不思議なのは新しい羽が生えつつあること。抜けた直後ではなく数日間経っているでしょう。その間、どうやって生きていたのか?最近はノライヌもほとんどいないし、環境によっては飛べなくっても生きていけるんでしょうか?このまま、通報してきた人に見つからなければ羽が生えそろって飛んでいったのかも。




その後のスズメ
2003年7月9日


6月9日のスンちゃんはまだ病院にいます。ブーメランの如く、放しても同じ場所に帰ってきます。
この大きさから育ててここまで人慣れしてしまったのは初めてです。とくにそういう育て方をしたつもりはないのですが。
結局、元気なのに放鳥できない。複雑な気分です。
ペットにしてしまった、野鳥救護にあるまじき結果!ですねえ。

隙間を見つけるとすぐに出てくる。人の肩や頭、手以外には行かない。





その後のカラスたち
2003年7月9日


ハシボソガラス
上腕骨骨折のハシボソガラス(5月28日)にもらい手が見つかり、新居に引っ越しました。
外見的には異常がないように見えますが、羽ばたきもしないし骨自体が腫れています。レントゲンでも骨の一部に新しい骨を作る反応がなく、くっついていません。位置的には曲がっていないので長時間のリハビリでくっつくことに少しだけ期待しています。

ハシブトガラス
先天奇形の、6月11日の子です。
足を手術して調子が良く野生復帰を期待したとたん、先端部が壊死、骨折し、断脚を余儀なくされてしまいました。
残された足も床ずれで痛み、この足と尾羽で着地し
バランスが取れないので両翼をばたつかせます。結果、全体の羽がすりきれて痛みつつあります。
野鳥の会創始者、中西悟堂は「野の鳥は野に」とおっしゃったので、この子も野に置いて自然に任せる?ということは死ねというものですし。それが自然と言ってしまえばおしまいだけど。
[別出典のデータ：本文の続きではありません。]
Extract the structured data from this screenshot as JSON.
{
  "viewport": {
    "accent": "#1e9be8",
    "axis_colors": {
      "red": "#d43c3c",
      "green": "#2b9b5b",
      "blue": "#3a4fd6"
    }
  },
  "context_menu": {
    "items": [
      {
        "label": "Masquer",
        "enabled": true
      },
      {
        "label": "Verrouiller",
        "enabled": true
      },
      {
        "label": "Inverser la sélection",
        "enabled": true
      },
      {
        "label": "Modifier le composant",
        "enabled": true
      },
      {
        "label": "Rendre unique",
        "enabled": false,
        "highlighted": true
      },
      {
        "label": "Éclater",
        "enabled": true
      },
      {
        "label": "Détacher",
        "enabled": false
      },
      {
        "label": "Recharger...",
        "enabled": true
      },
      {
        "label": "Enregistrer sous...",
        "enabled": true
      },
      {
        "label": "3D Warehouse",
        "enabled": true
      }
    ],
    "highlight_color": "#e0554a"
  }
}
メールで、全く同じケースを飼育しておられる方から相談がありました。
過去にも同じケースがいくつかあったので、ハシブトガラスではこういう奇形が多いのではないかと思っています。都会で生活しているから目立つ、見つかるのか、親が有害物質を摂取して奇形が生まれるのか、学問的に追及する方はおられないんでしょうか?個人的には有害物質と結びつけたいのですがねえ。
この子の今後については見通しが立たぬまま、また私自身の気持ちの整理もつかぬまま、今しばらく飼育が続きそうです。



ツバメ
2003年7月3日


ツバメがきました。
6月のツバメが急死した後ですので、ちょっと心配していましたが、餌付いて元気にしています。まっすぐは飛びますが方向変換が出来ないようで、気をつけないと壁にぶつかります。以前に外へ飛び出そうとして、ガラスにぶつかり亡くなった事故があったので、十分広いリハビリルームの必要性を感じています。